We can do more around out of the box goodness like process management and good 
logging and have tools and things that know where to find those. Like a good 
normal application. It also lets us stop worrying about how we behave 'as 
webapp' and put that energy elsewhere. It also would let us not worry about 
testing and supporting all these other containers. They could simply be second 
class best effort, and our primary effort gets better. That is basically 
matching thinking with reality - as it is, all of our unit tests run in jetty. 
Most of the use of Solr is in Jetty. Most of the bugs we find at the container 
level are around Jetty. We have had to patch the version of Jetty we are using 
to avoid bugs, upgrade Jetty to avoid bugs. If you are not using our shipped 
Jetty, your probably not doing it right if you ask me.

bq. This is one of the risks of running TRUNK or ALPHA before a FINAL release. 

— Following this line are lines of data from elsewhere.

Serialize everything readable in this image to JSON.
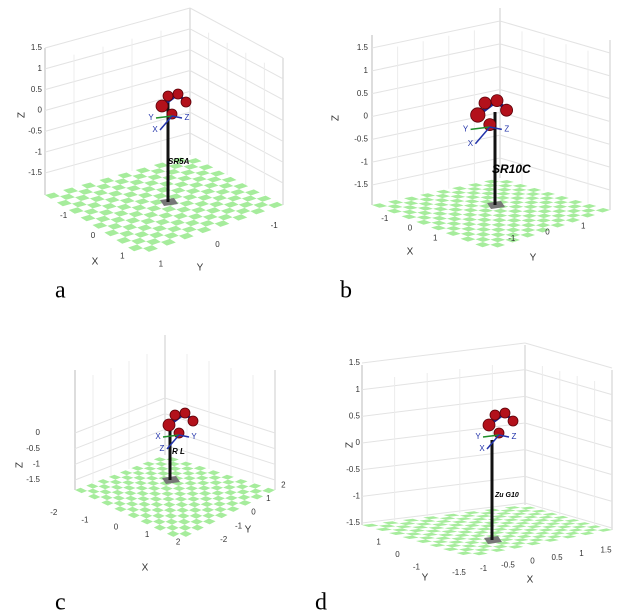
{
  "panels": [
    {
      "label": "a",
      "robot": "SR5A",
      "zlabel": "Z",
      "xlabel": "X",
      "ylabel": "Y",
      "zticks": [
        "1.5",
        "1",
        "0.5",
        "0",
        "-0.5",
        "-1",
        "-1.5"
      ],
      "xticks": [
        "-1",
        "0",
        "1"
      ],
      "yticks": [
        "1",
        "0",
        "-1"
      ],
      "frame": [
        "Y",
        "Z",
        "X"
      ]
    },
    {
      "label": "b",
      "robot": "SR10C",
      "zlabel": "Z",
      "xlabel": "X",
      "ylabel": "Y",
      "zticks": [
        "1.5",
        "1",
        "0.5",
        "0",
        "-0.5",
        "-1",
        "-1.5"
      ],
      "xticks": [
        "-1",
        "0",
        "1"
      ],
      "yticks": [
        "-1",
        "0",
        "1"
      ],
      "frame": [
        "Y",
        "Z",
        "X"
      ]
    },
    {
      "label": "c",
      "robot": "R L",
      "zlabel": "Z",
      "xlabel": "X",
      "ylabel": "Y",
      "zticks": [
        "0",
        "-0.5",
        "-1",
        "-1.5"
      ],
      "xticks": [
        "-2",
        "-1",
        "0",
        "1",
        "2"
      ],
      "yticks": [
        "-2",
        "-1",
        "0",
        "1",
        "2"
      ],
      "frame": [
        "X",
        "Y",
        "Z"
      ]
    },
    {
      "label": "d",
      "robot": "Zu G10",
      "zlabel": "Z",
      "xlabel": "X",
      "ylabel": "Y",
      "zticks": [
        "1.5",
        "1",
        "0.5",
        "0",
        "-0.5",
        "-1",
        "-1.5"
      ],
      "xticks": [
        "-1.5",
        "-1",
        "-0.5",
        "0",
        "0.5",
        "1",
        "1.5"
      ],
      "yticks": [
        "1",
        "0",
        "-1"
      ],
      "frame": [
        "Y",
        "Z",
        "X"
      ]
    }
  ]
}
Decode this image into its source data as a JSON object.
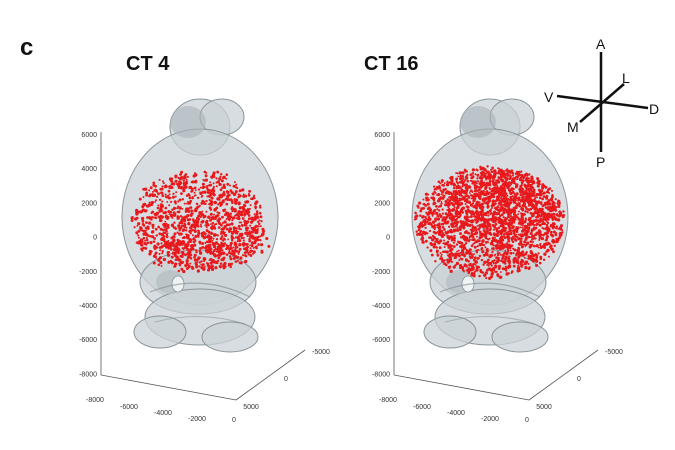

That is not really how I look at it. 4 was a special case that took place over 
years - I care more about the practical effect of the change than I do some 
rule about when I should easily screw existing users. Using releases promises 
you back compat to some degree - not using them doesn't mean we will change 
things wily nilly on you if we can help it. You have to weigh the gains, which 
seem minimal at best here IMO.

I'm flexible on what we do for this issue overall, but I've stopped thinking 
about Solr as a webapp - like I said, I don't see the gains, and I've seen how 
that thought process has held back a good out of the box experience.
                
> Namespace Solr's JAVA OPTIONS
> -----------------------------
>
>                 Key: SOLR-3613
>                 URL: https://issues.apache.org/jira/browse/SOLR-3613
>             Project: Solr
>          Issue Type: Improvement
>    Affects Versions: 4.0-ALPHA
>            Reporter: Jan Høydahl
>             Fix For: 4.0
>
>
> Solr being a web-app, should play nicely in a setting where users deploy it 
> on a shared appServer.
> To this regard Solr's JAVA_OPTS should be properly name spaced, both to avoid 
> name clashes and for clarity when reading your appserver startup script. We 
> currently do that with most: {{solr.solr.home, solr.data.dir, 
> solr.abortOnConfigurationError, solr.directoryFactory, 
> solr.clustering.enabled, solr.velocity.enabled etc}}, but for some opts we 
> fail to do so.
> Before release of 4.0 we should make sure to clean this up.